The next morning found us in a protected bay near Methoni. We carefully sounded our way into the shallow harbor and dropped anchor; again, we were the only sailboat in sight. Perched at the bottom of the Peloponnese Peninsula, Methoni is a perky seaside resort with a stunning Venetian fort built on a promontory that protects the harbor. It features a massive fortification -- originally, a save haven for merchants and pilgrims heading to the Holy Land.
From here we sailed north with a fair breeze. We were in the Ionian Sea, bound for Ithaca, 200 miles up the coast. Aeolus had finally relented, leaving us with the legacy of Odysseus's adventures with Circe and Calypso, devious lovers who distracted our hero for eight years. Unfortunately -- or not -- we were not delayed by the Sirens, and two days later we spied Ithaca.
Severin believes Odysseus was blown right past his home island to Lefkas where he encountered Scylla, the six-headed monster. Lefkas, or possibly Corfu may have been the island where a shipwrecked Odysseus washed ashore and was taken in by the Phaeacians before his eventual return to Ithaca. We were luckier than our hero; no evil wind arose and we sailed into the wide natural harbor of Vathy on Ithaca, fronted by handsome Venetian mansions and outdoor cafes.

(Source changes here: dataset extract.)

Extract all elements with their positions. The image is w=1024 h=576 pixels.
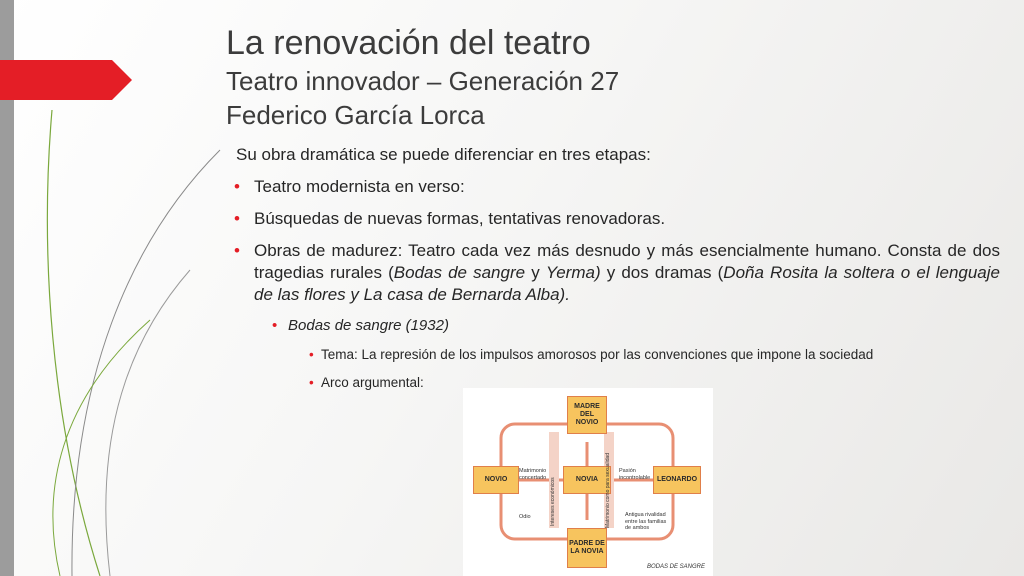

Of course, this sweet bay wasn't Odysseus's home. No, that lay on the other, barren and rocky side of the island.
We piled into a rent a car for a spectacular drive over the spine of Ithaca and descended into the small village of Stavros. From there we hiked down to a pebbly beach and then followed an overgrown path to the Cave of the Nymphs, where Odysseus hid when he first returned to Ithaca. Then, Penelope was under a siege of her own, from a cast of suitors, trying to convince her that Odysseus was dead and that she should marry one them. Steadfastly Penelope refused them all, hopeful even after 20 years that her husband would return.
Ever crafty, Odysseus passed himself off as a beggar before slaying the suitors and reclaiming his wife and kingdom.
Staring out at the sparkling blue Ionian, I thought about sailing on to Lefkas and Corfu to further track the course of Odysseus. But I was already a week overdue, and I still had to find a secure place to leave my boat for the summer. Although our voyage had taken less than a month, I wasn't sure that my wife would be as understanding as Penelope.